Is Maggie doing this on purpose? Trying to get me to break up with Sebastian? Is there some kind of conspiracy going on that I don’t know about? “Having to have a guy defend you—it’s so old-fashioned,” I say sharply. “Shouldn’t we be able to defend ourselves?”

“I want a guy who will stick up for me,” Maggie says stubbornly. “It’s like a friend. Would you put up with a friend who wouldn’t stick up for you?”

“No,” I agree reluctantly.

“Okay then.” The door to the locker room swings open and Lali comes running in followed by several teammates. They’re high-fiving and snapping one another with wet towels.

“Where were you?” she asks, peeling off her suit. “I won.”

“Knew you would,” I say, slapping her outstretched palm.

“Seriously, though. You disappeared. You’re not upset, are you? About choking on your dives?”

“Nah. I’m fine.” I have too many other things to be upset about now. “You don’t have an extra pair of shoes, do you?”

 

“Well,
I
think it’s hilarious,” Lali declares. “I laughed so hard, I nearly peed in my pants.”

“Uh-huh,” I say with stiff sarcasm. “I’m still laughing.”

“You have to admit. It
is
pretty funny,” Sebastian says.

“I don’t have to admit a thing,” I say, crossing my arms as we pull into my driveway. A burning fury suddenly overtakes me. “And I don’t think it’s funny
at all
.” I open
the door, get out, and slam it as hard as I can. I run into the house, imagining Lali and Sebastian sitting in the car in shock. Then they’ll look at each other and burst out laughing.

At me.

I race up the stairs to my room. “What’s going on?” Missy asks as this whirlwind passes her.

“Nothing!”

“Thought you were going to the dance.”

“I
am
.” I slam the door to my bedroom.

“Jesus,” Dorrit says from the other side.

I’m
over it
. Finished. Done. I open my closet and start throwing shoes across the room.

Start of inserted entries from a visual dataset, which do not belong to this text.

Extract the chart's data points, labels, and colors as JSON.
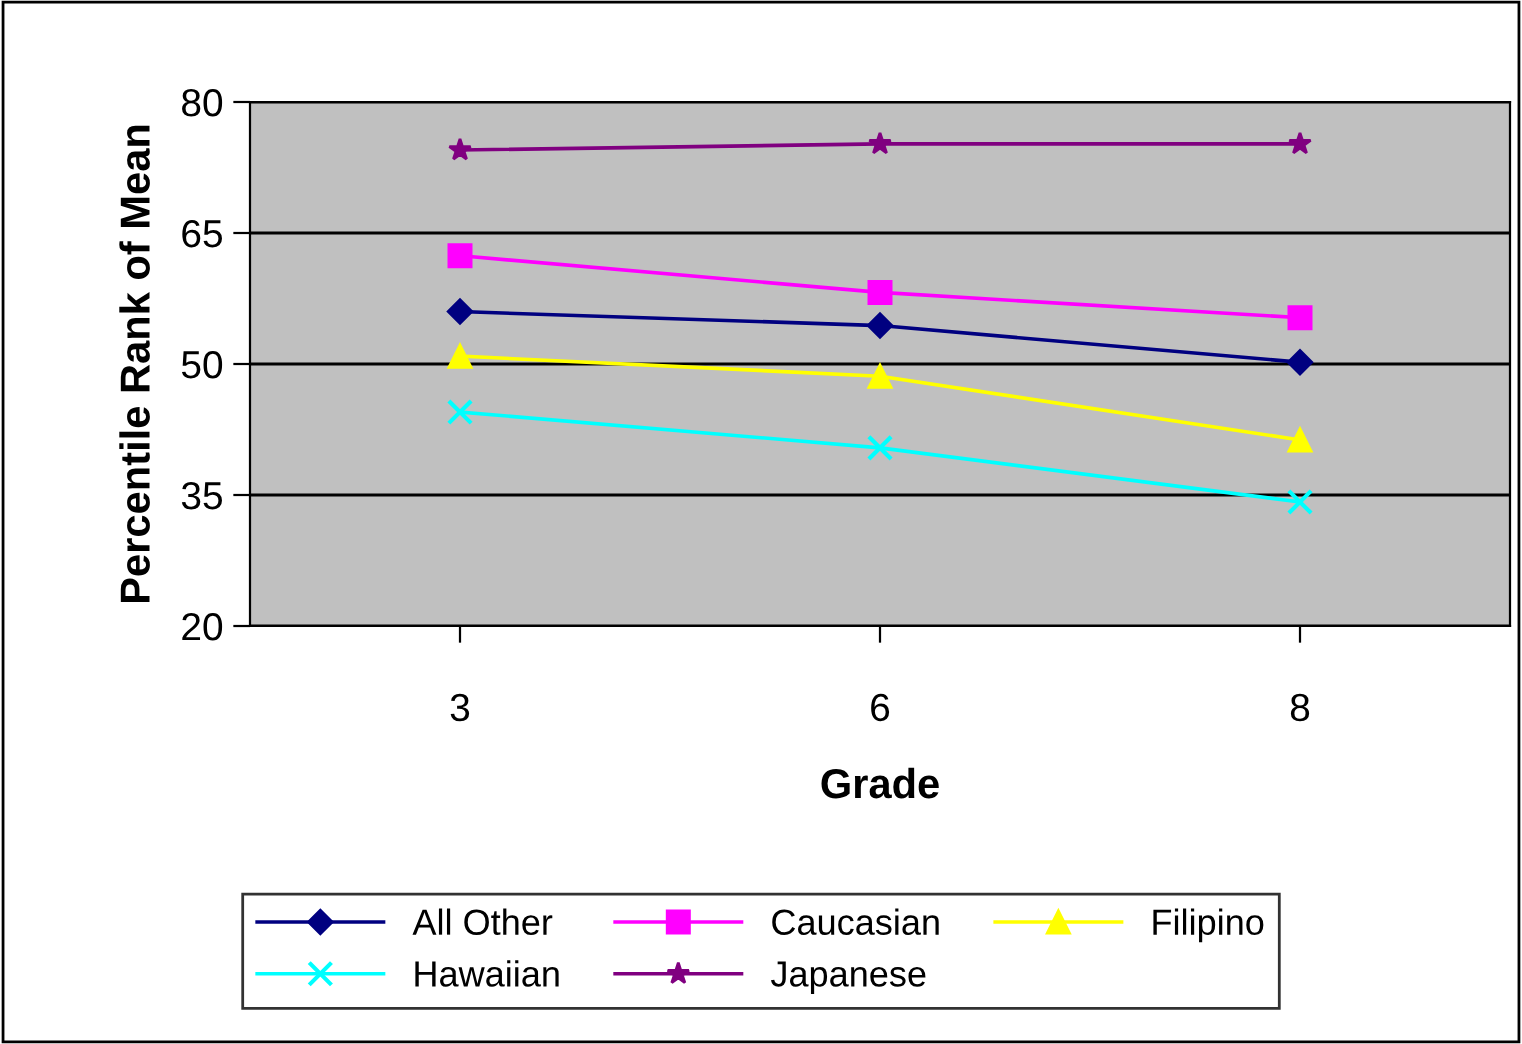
{
  "chart_data": {
    "type": "line",
    "xlabel": "Grade",
    "ylabel": "Percentile Rank of Mean",
    "categories": [
      "3",
      "6",
      "8"
    ],
    "series": [
      {
        "name": "All Other",
        "color": "#000080",
        "marker": "diamond",
        "values": [
          56,
          54.4,
          50.2
        ]
      },
      {
        "name": "Caucasian",
        "color": "#ff00ff",
        "marker": "square",
        "values": [
          62.4,
          58.2,
          55.3
        ]
      },
      {
        "name": "Filipino",
        "color": "#ffff00",
        "marker": "triangle",
        "values": [
          50.9,
          48.6,
          41.3
        ]
      },
      {
        "name": "Hawaiian",
        "color": "#00ffff",
        "marker": "cross",
        "values": [
          44.5,
          40.4,
          34.2
        ]
      },
      {
        "name": "Japanese",
        "color": "#800080",
        "marker": "star",
        "values": [
          74.5,
          75.2,
          75.2
        ]
      }
    ],
    "ylim": [
      20,
      80
    ],
    "yticks": [
      20,
      35,
      50,
      65,
      80
    ],
    "grid": "y",
    "legend": "bottom"
  }
}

“Carrie?” Missy knocks on the door. “Can I come in?”

“If you don’t mind having your eye blackened by flying footwear!”

“What’s wrong?” Missy cries, entering the room.

“I am so sick of going out with my boyfriend and having my best friend always tagging along. I am so sick of the two of them making fun of me. And I’m so sick of these
little idiot girls
”—I really scream this part, as loud as I can—“following me around and making my life
hell.
” I heave a high-heeled shoe that belonged to my grandmother with such force that the heel actually penetrates the spine of a book.

Missy is unfazed. She sits cross-legged on the bed and nods her head thoughtfully. “I’m glad you brought this up. I’ve been wanting to talk to you about this for a while. I
think Lali is trying to undermine your relationship with Sebastian.”

“No kidding,” I snarl, yanking back the curtain and peering out the window. They’re still out there. Sitting in the car, laughing.

But what can I do? If I go out there and confront them, I’m going to look insecure. If I say nothing, they’ll continue.

Missy folds her hands under her chin. “You know what the problem is? Mom never taught us any feminine wiles.”

“Was she supposed to?”

“I mean, here we are, knowing nothing about boys. Nothing about how to get them or how to keep them.”

“Because when Mom met Dad, they immediately fell in love and he asked her to marry him right away,” I say mournfully. “She didn’t have to try. She didn’t have to scheme. She didn’t have to deal with a Lali. Or a Donna LaDonna. Or the two Jens. She probably thought we’d be just like her. Some guy would come along and instantly fall in love with us and we’d never have to worry.”

“I know.” Missy nods. “I think, when it comes to men, we’re doomed.”